The woman from Georgetown returns with the steel container. The girl with the fingernails is rubbing the elderly woman's back, cooing to her that everything will be alright. The two black girls have retreated backwards but only by a step. They want to do more but don't know what to do. The young athletic man and the man with the Eagles jacket step back to let the woman from Georgetown reconnect the oxygen container and strap it back on the scooter.
When she's done, she rubs the elderly woman's back as well and kneels down to be face-to-face with her. The old woman hides her face and her body continues to shake, not longer from fright or pain, but, I think, shame. She seems to be sobbing. The Hispanic girl and white woman's hand touch several times as they rub her back and tell her everything will be okay. They don't seem to notice. The woman from the Metro authority manages to convince the woman to wheel her scooter out of the metro. Before she does, her crying picks up and she shouts "Thank you." It has a southern twang, drenched in her tears.
We all get off the metro. Everyone lingers around the woman for a moment longer than they needed to. Part of it was sympathy I think, but part of it was also that we'd done something together. Something good.
Commuters are beginning to complain about the transition time. A young professional behind me mutters, "In New York, they do this much faster. They don't know how to do this stuff."

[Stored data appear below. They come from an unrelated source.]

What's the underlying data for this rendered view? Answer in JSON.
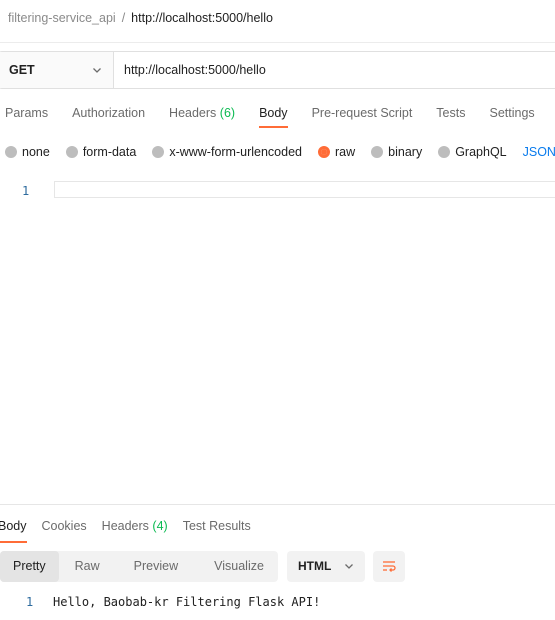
{
  "breadcrumb": {
    "collection": "filtering-service_api",
    "separator": "/",
    "request": "http://localhost:5000/hello"
  },
  "url_bar": {
    "method": "GET",
    "url": "http://localhost:5000/hello"
  },
  "request_tabs": {
    "params": "Params",
    "authorization": "Authorization",
    "headers": "Headers",
    "headers_count": "(6)",
    "body": "Body",
    "prerequest": "Pre-request Script",
    "tests": "Tests",
    "settings": "Settings",
    "active": "Body"
  },
  "body_types": {
    "none": "none",
    "form_data": "form-data",
    "urlencoded": "x-www-form-urlencoded",
    "raw": "raw",
    "binary": "binary",
    "graphql": "GraphQL",
    "json": "JSON",
    "selected": "raw"
  },
  "request_editor": {
    "line_number": "1",
    "content": ""
  },
  "response_tabs": {
    "body": "Body",
    "cookies": "Cookies",
    "headers": "Headers",
    "headers_count": "(4)",
    "test_results": "Test Results",
    "active": "Body"
  },
  "response_toolbar": {
    "pretty": "Pretty",
    "raw": "Raw",
    "preview": "Preview",
    "visualize": "Visualize",
    "active_view": "Pretty",
    "format": "HTML"
  },
  "response_body": {
    "line_number": "1",
    "text": "Hello, Baobab-kr Filtering Flask API!"
  },
  "colors": {
    "accent": "#ff6c37",
    "count_green": "#0cbb52",
    "line_number_blue": "#2d6b9e",
    "link_blue": "#097bed"
  },
  "icons": {
    "method_dropdown": "chevron-down-icon",
    "format_dropdown": "chevron-down-icon",
    "wrap_lines": "wrap-lines-icon"
  }
}
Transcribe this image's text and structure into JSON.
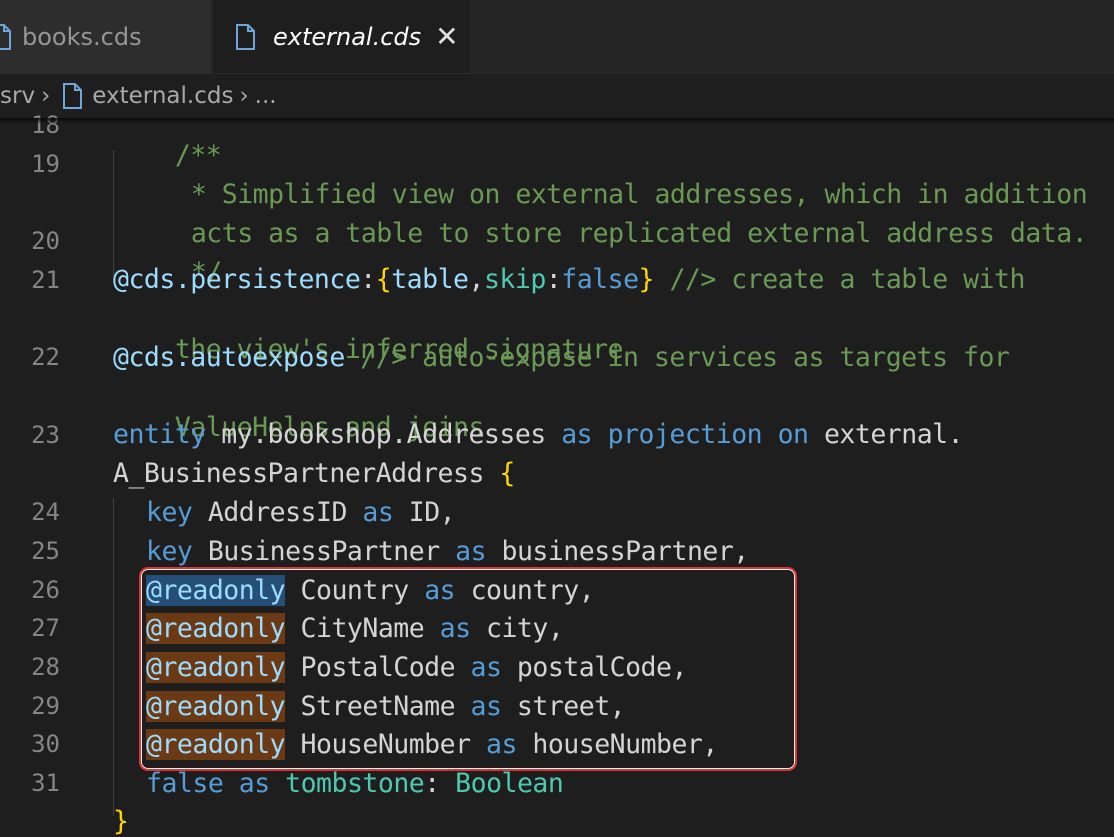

Part of me wants to tell him to go back to New York, because what I saw in the metro convinced me that Washington DC as a whole does know how to do this stuff.
Upon further urging, everyone begins to leave. Our metro train departs empty so we can get another one. I watch the two black girls leave. They're holding their cellphones in their hands but not using them and their chit-chat is more somber now. The hispanic girl still hasn't noticed her nail, but she shrugs her purse further up her shoulder and goes to leave as well. The man in Eagles jacket shakes hands with the young athletic black man and they part ways. The only one who stays is the woman from the medical center who continues to rub her back and promises to stay with her until the EMTs come.
2 comments:
Beautiful. I can't say anything else but beautiful.
I. love. DC.
Aw. That was nice. (And I think that first paragraph totally aped my city paper. I think.)